Las cinco cámaras rotas del título no son una figura retórica, sino cinco cámaras destruidas por el ejército israelí desde 2007. Pertenecen al civil palestino Emad Burnat, quien nació y vive en Bil’in, un pueblo de Cisjordania, progresivamente ocupado por Israel, que se ha resistido cada vez más activa pero siempre pacíficamente a la colonización, cuyos métodos incluyen -además de las construcciones de asentamientos, muros y alambradas, así como olivares incendiados y la represión de marchas de protesta con disparos y gases- la detención nocturna de niños para amedrentar a los padres y conseguir que acepten sin luchar el robo y el ultraje de la desposesión de la tierra con ultrajes aún peores que esos, como el mencionado secuestro de los chicos. Esas acciones buscan doblegar definitivamente o generar apetito de revancha, emoción primera que asalta al humillado (¿cómo no, si también asalta a los que somos meros espectadores de esa humillación pese a puestas en escena por completo carentes de sensacionalismo como esta?), pese a lo cual la película no da lugar a la venganza aunque expone el semillero del terrorismo como reacción al abuso. La propia película es una operación destinada a evitar la sedimentación del odio, desde el momento en que la dirección es compartida por el palestino que filmó las imágenes y el israelí Guy Davidi.
Una de las cámaras de Burnat detuvo un disparo que hubiera dado en su cabeza, y no consigo dejar de pensar en las escasas y descompuestas imágenes, posteriores a la inutilización de los aparatos, como imágenes de esa vida-más-allá-de-la-muerte-del-ojo que es la mirada cinematográfica en su dimensión más conmovedora.
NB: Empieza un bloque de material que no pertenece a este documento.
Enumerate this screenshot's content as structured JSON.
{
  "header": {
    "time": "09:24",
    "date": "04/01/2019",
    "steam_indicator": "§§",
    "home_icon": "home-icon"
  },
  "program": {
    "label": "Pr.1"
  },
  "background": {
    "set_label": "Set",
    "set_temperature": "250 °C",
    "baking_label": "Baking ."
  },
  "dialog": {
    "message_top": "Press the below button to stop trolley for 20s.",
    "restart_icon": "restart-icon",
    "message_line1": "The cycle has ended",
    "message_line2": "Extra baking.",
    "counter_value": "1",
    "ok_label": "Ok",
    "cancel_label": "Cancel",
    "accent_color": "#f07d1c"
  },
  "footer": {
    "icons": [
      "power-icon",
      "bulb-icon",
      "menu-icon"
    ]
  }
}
Pero hay muertes concretas en esta película, una de las cuales duele como pocas, no sólo porque ha sido y sigue siendo una muerte física real, sino también por la vitalidad que acompañaba a todas las manifestaciones de ese hombre (el de la izquierda en la foto que está arriba de estas líneas), uno de esos niños grandes que no perdieron nunca la alegría de vivir, verdadero animador cuyo asesinato deshabita la película y el mundo, y pone a prueba la templanza de esa comunidad y la del espectador. ¿Cómo se hace para seguir luchando –para seguir mirando- cuando una fuente principal de energía es eliminada? Exhibiendo, en lugar de reprimir, el dolor. De ese modo el duelo se vuelve manifestación comunitaria inalienable, protesta cuyo destinatario ya no es –solamente- el otro en tanto diferente, sino el sí mismo del otro no subsumido, aunque más no sea por un instante –a veces no hace falta más que esa apertura instantánea para ser– a razón de estado, orden castrense o jerarquía institucional como sustitutos absolutos del yo.